當年凝愁仙子初入地府時,九幽神君和五冥神君由於不願與仙界結怨,是以並沒有痛下殺手。到最後,幽冥界被攪得大亂,兩位神君逼不得已方才出手制止。他們的打算是在不傷人性命的前提下,將凝愁仙子拿下送回仙界,而後再和仙界之主談善後事宜。可是凝愁仙子法力高強,一直闖到幽界神殿,才被九幽神君給攔了下來。當時,真正出手的只是九幽神君一人,五冥神君不過是從旁觀戰而已。
但是在談及此事時,紫袖由於心向仙子,而且不知道兩位神君的想法,理所當然地以為幽冥界卑鄙無恥、以多勝少,故而給了高庸涵幽冥界不過如此的印象。加上在默提上人的點化下,高庸涵又從地府撿回一條性命,兼且與幽界十八巡察使的幽鬼明王,以及末都廬難城城守妙筆仙先後交手,都不曾落敗,信心更是大增。哪知自踏入幽界以來,連番受挫,以至於陷入絕境,方知自己實在是過於自負了。

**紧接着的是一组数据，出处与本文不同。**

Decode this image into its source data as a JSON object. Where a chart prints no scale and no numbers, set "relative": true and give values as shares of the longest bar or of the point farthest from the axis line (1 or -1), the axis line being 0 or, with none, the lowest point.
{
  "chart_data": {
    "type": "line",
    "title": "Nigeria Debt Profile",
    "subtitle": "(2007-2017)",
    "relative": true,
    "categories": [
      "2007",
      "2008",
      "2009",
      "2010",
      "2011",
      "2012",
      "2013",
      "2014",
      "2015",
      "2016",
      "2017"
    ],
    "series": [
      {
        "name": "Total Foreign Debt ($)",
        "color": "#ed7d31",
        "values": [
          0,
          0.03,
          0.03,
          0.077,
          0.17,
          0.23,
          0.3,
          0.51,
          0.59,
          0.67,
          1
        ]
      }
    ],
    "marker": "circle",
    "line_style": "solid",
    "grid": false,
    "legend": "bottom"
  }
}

「你聽好了,這些怨氣只會攻擊魂魄,除非你能逃出禁制,否則根本無法擺脫。」那人眼見形勢危急,不敢再有所怠慢,肅然道:「所以脫困的唯一辦法,就是把魂魄扔掉!」
「什麼?」高庸涵聞言大驚,動容道:「不要魂魄,那和行屍走肉有什麼分別?」
「地府管的就是魂魄,要想真正擺脫生死,不再受幽冥界束縛,在天地間自由馳騁,這一關非過不可!」那人的話語有種不容質疑的威嚴,令人生不出半分懷疑,「自己了斷魂魄與心神的關聯,和被人擢取、擊殺魂魄分別極大,接下來怎麼做就看你自己的了。」
「難道真的要這樣麼?」看著越來越近的怨氣,高庸涵清晰地感受到魂魄深處傳來的寒意,不覺心亂如麻。
世間竟然有這等匪夷所思的說法,換作是誰恐怕都很難做出決斷,但是情勢如此緊迫,又哪裡容得下思量考究的時間?看著幾乎觸到鼻尖的黑影,正扭曲猙獰地嘶喊,高庸涵臉上露出毅然決然的神情,大喝一聲倒飛出去。

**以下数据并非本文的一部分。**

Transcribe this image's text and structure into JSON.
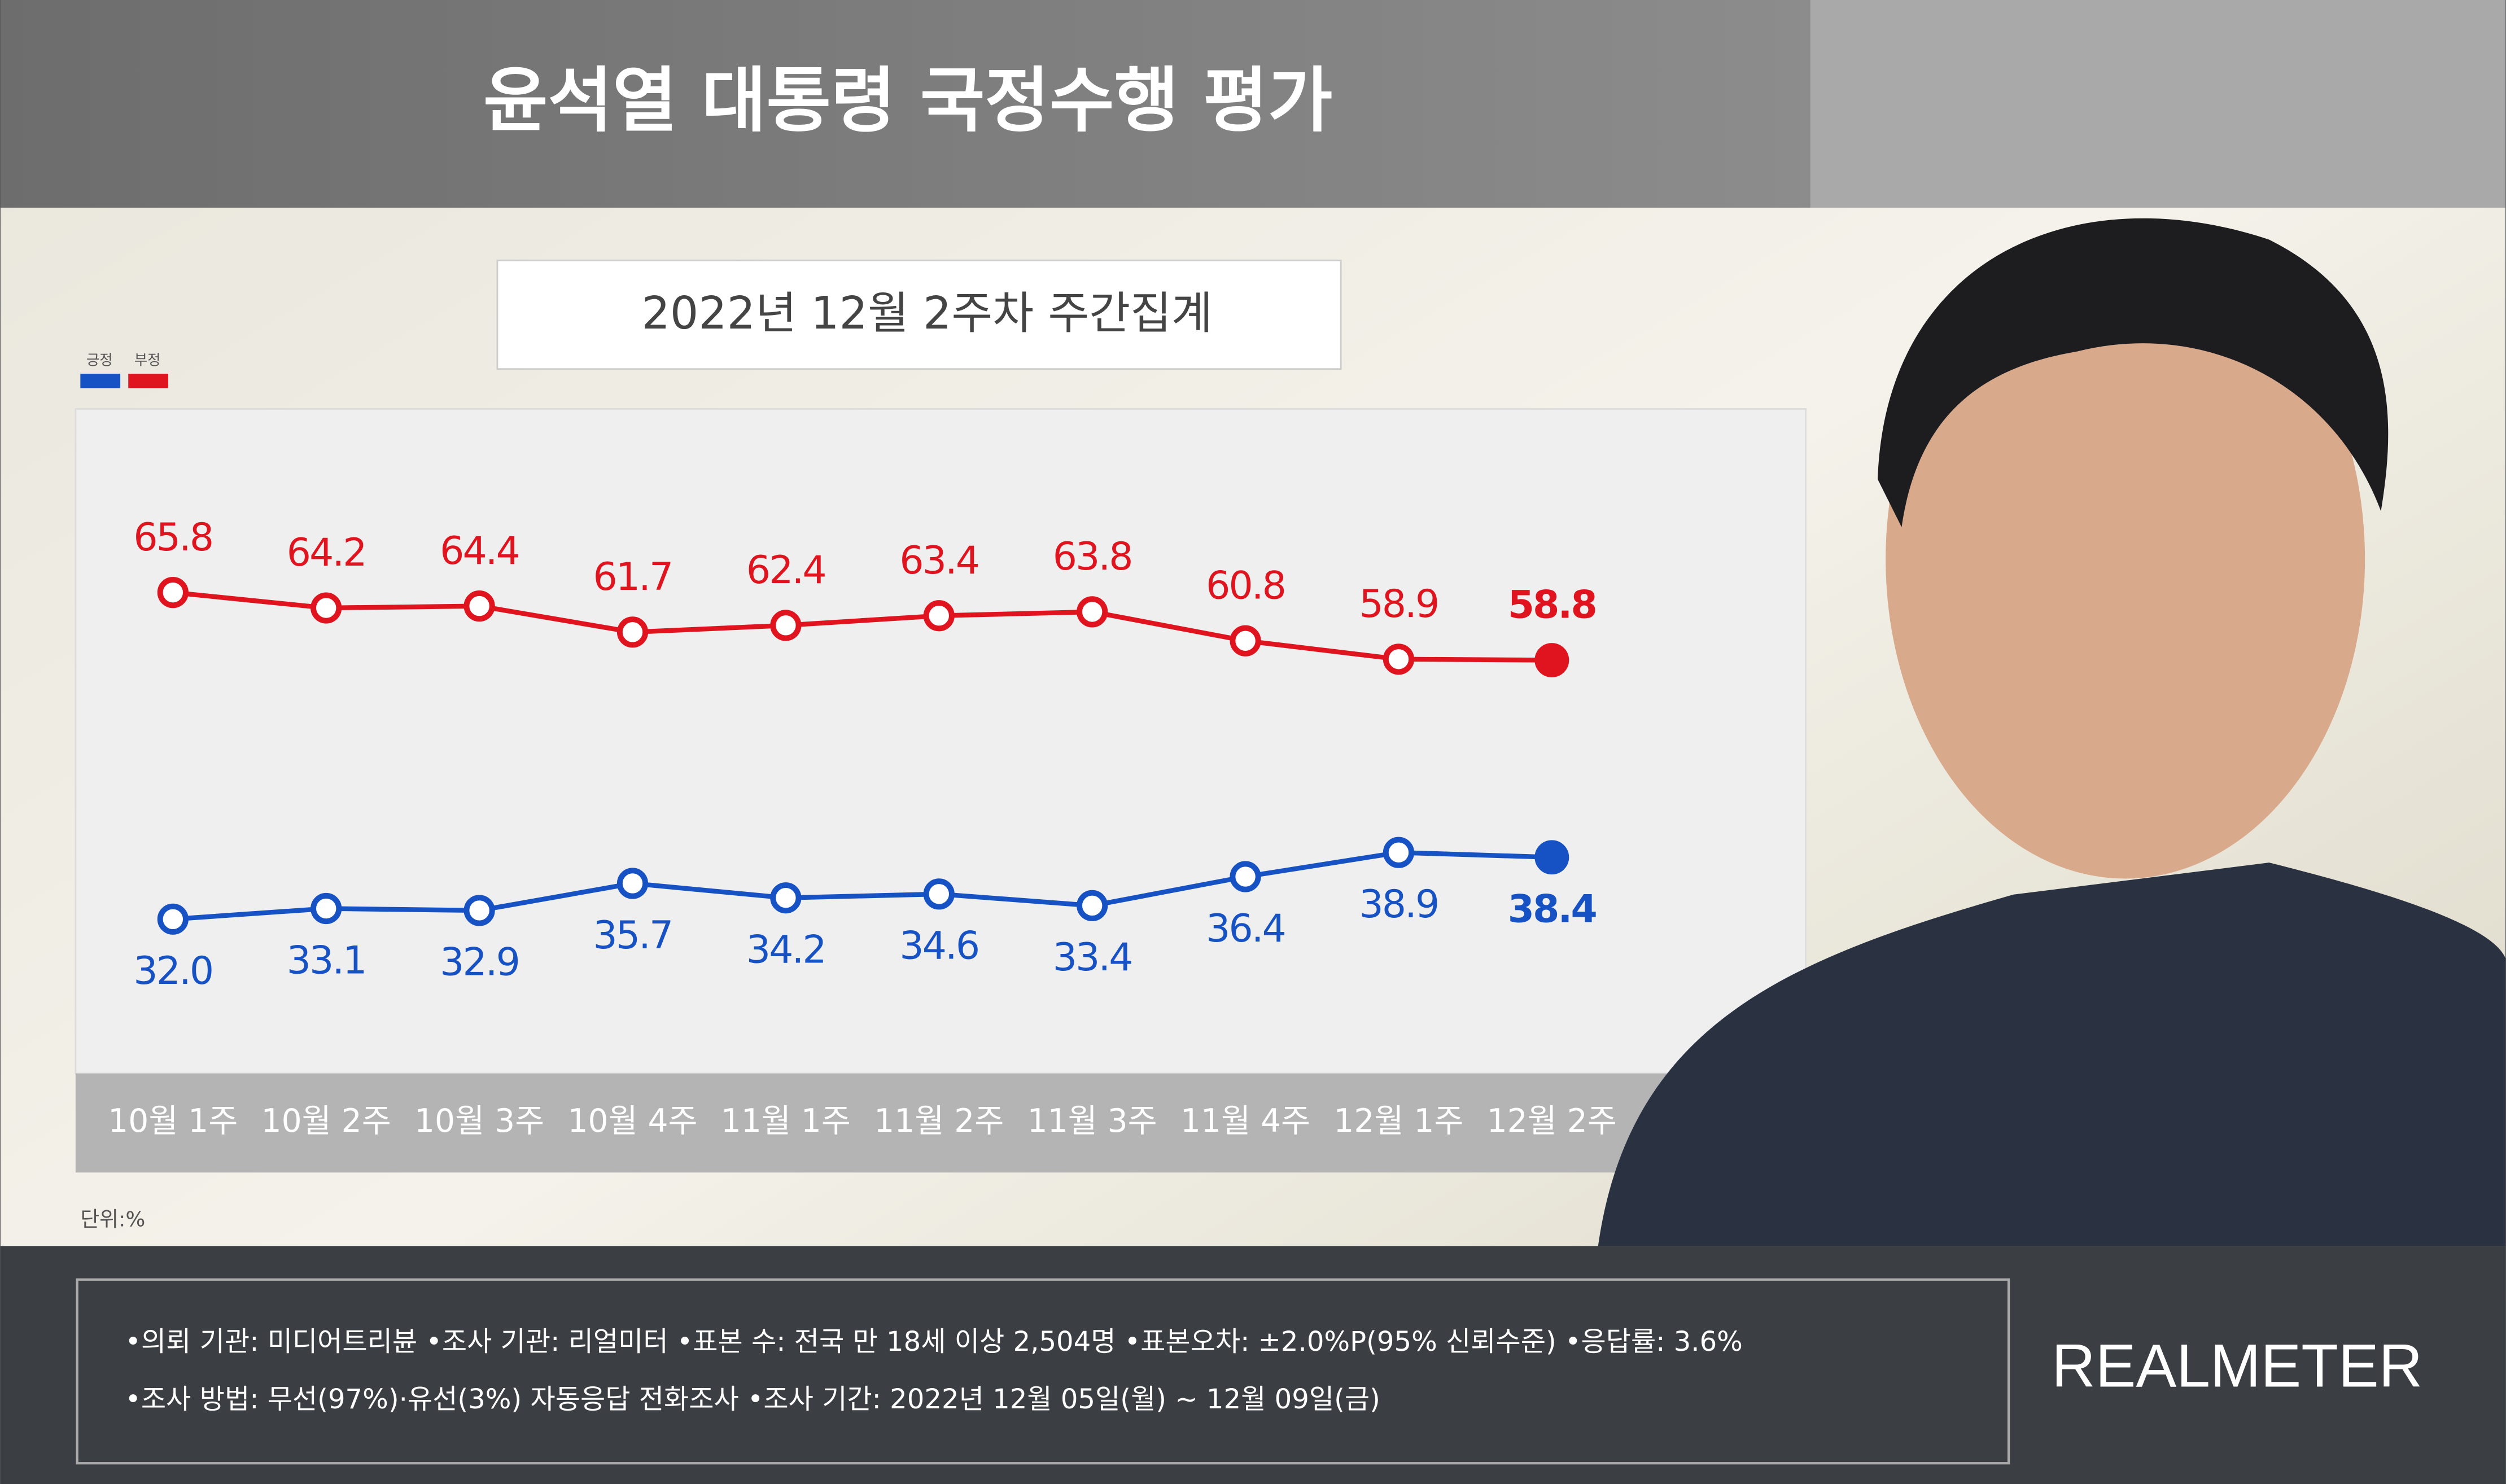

幾乎就在同時,黑影倏地力猛撲上來,如烏雲一般遮天蔽日。眼看就要撲到高庸涵身上,時間在這一刻彷彿突然靜止,黑影猛地停頓下來而後消散一空。緊接著,那巨人也是一呆,龐大的身軀四分五裂散入空中。漫天的怨氣頃刻間散的乾乾淨淨,就連外面那層大到沒有邊際的氣旋,也僅僅只是晃了幾晃便隱入虛空當中。
事關生死的大禍就此消除,高庸涵的心裡卻是五味雜陳,說不出的煩亂。適才在最後關頭,他還是聽從了那人的建議,將魂魄逼出體內,而魂魄一離開身體便即被吞噬,一點痕跡都沒有留下。最早是肉身被毀,今天又丟了三魂七魄,從今往後,可就只剩下靈胎了。如果按照常人的理解,自己這樣還能算作是人麼?